Divendres, 04 de setembre de 2009

Valediction to Life

FAREWEL ye guilded follies, pleasing troubles,
Farewel ye honour’d rags, ye glorious bubbles;
Fame ’s but a hollow echo, gold pure clay,
Honour the darling but of one short day.
Beauty (th’eyes idol) but a damasked skin,
State but a golden prison, to keepe in
And torture free-born minds; imbroidered trains
Meerly but Pageants, proudly swelling vains,
And blood ally’d to greatness, is a loane
Inherited, not purchased, not our own. 10
Fame, honor, beauty, state, train, blood and birth,
Are but the fading blossomes of the earth.

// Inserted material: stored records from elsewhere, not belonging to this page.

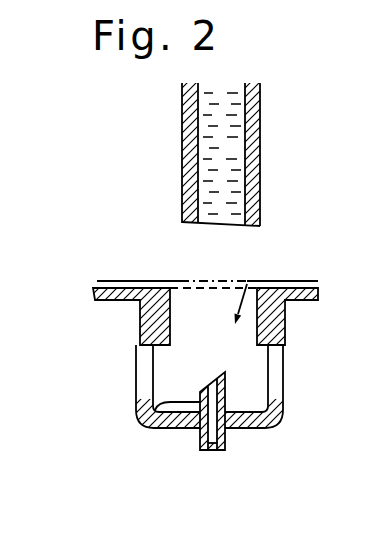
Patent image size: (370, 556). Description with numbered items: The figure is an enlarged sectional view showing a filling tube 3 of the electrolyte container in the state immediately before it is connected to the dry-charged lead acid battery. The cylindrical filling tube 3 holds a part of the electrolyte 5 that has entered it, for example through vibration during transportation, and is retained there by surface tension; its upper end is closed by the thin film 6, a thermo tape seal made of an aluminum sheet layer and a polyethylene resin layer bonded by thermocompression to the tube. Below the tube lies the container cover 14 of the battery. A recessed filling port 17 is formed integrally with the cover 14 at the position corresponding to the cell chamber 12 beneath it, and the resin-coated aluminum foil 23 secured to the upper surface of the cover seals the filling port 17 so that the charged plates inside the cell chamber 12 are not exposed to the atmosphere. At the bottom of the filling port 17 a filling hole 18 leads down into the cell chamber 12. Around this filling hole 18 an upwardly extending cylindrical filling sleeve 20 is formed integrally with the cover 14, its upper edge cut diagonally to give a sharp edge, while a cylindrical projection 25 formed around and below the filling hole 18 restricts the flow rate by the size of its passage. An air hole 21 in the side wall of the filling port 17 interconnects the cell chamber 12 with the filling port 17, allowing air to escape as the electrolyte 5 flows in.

The filling tube 3 is at (222, 170).
The electrolyte 5 is at (227, 152).
The thin film 6 is at (225, 227).
The container cover 14 is at (185, 279).
The aluminum foil 23 is at (180, 282).
The filling port 17 is at (247, 283).
The air hole 21 is at (147, 373).
The filling sleeve 20 is at (157, 427).
The filling hole 18 is at (233, 443).
The cylindrical projection 25 is at (223, 442).
The cell chamber 12 is at (203, 446).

I would be great, but that the Sun doth still
Level his rayes against the rising hill:
I would be high, but see the proudest Oak
Most subject to the rending Thunder-stroke;
I would be rich, but see men too unkind
Dig in the bowels of the richest mine;
I would be wise, but that I often see
The Fox suspected whilst the *** goes free;
I would be fair, but see the fair and proud
Like the bright sun, oft setting in a cloud;
I would be poor, but know the humble grass
Still trampled on by each unworthy Asse:
Rich, hated; wise, suspected; scorn’d, if poor;
Great, fear’d; fair, tempted; hight, stil envied more:
I have wish’d all, but now I wish for neither,
Great, high, rich, wise, nor fair, poor I’l be rather.

Would the world now adopt me for her heir,
Would beauties Queen entitle me the Fair,
Fame speak me fortune’s Minion, could I vie
Angels with India, with a speaking eye
Command bare heads, bow’d knees, strike Justice dumb
As wel as blind and lame, or give a tongue
To stones, by Epitaphs, be called great Master
In the loose rhimes of every Poetaster;
Could I be more then any man that lives,
Great, fair, rich, wise all in Superlatives;
Yet I more freely would these gifts resign
Then ever fortune would have made them mine,
And hold one minute of this holy leasure,
Beyond the riches of this empty pleasure.

Welcom pure thoughts, welcom ye silent groves,
These guests, these Courts, my soul most dearly loves,
Now the wing’d people of the Skie shall sing
My cheerful Anthems to the gladsome Spring;
A Pray’r book now shall be my looking-glasse,
Wherein I will adore sweet vertues face.
Here dwell no hateful looks, no Pallace cares,
No broken vows dwell here, nor pale-faced fears,
Then here I’l sit and sigh my hot loves folly,
And learn t’affect an holy melancholy.
And if contentment be a stranger, then
I’l nere look for it, but in heaven again.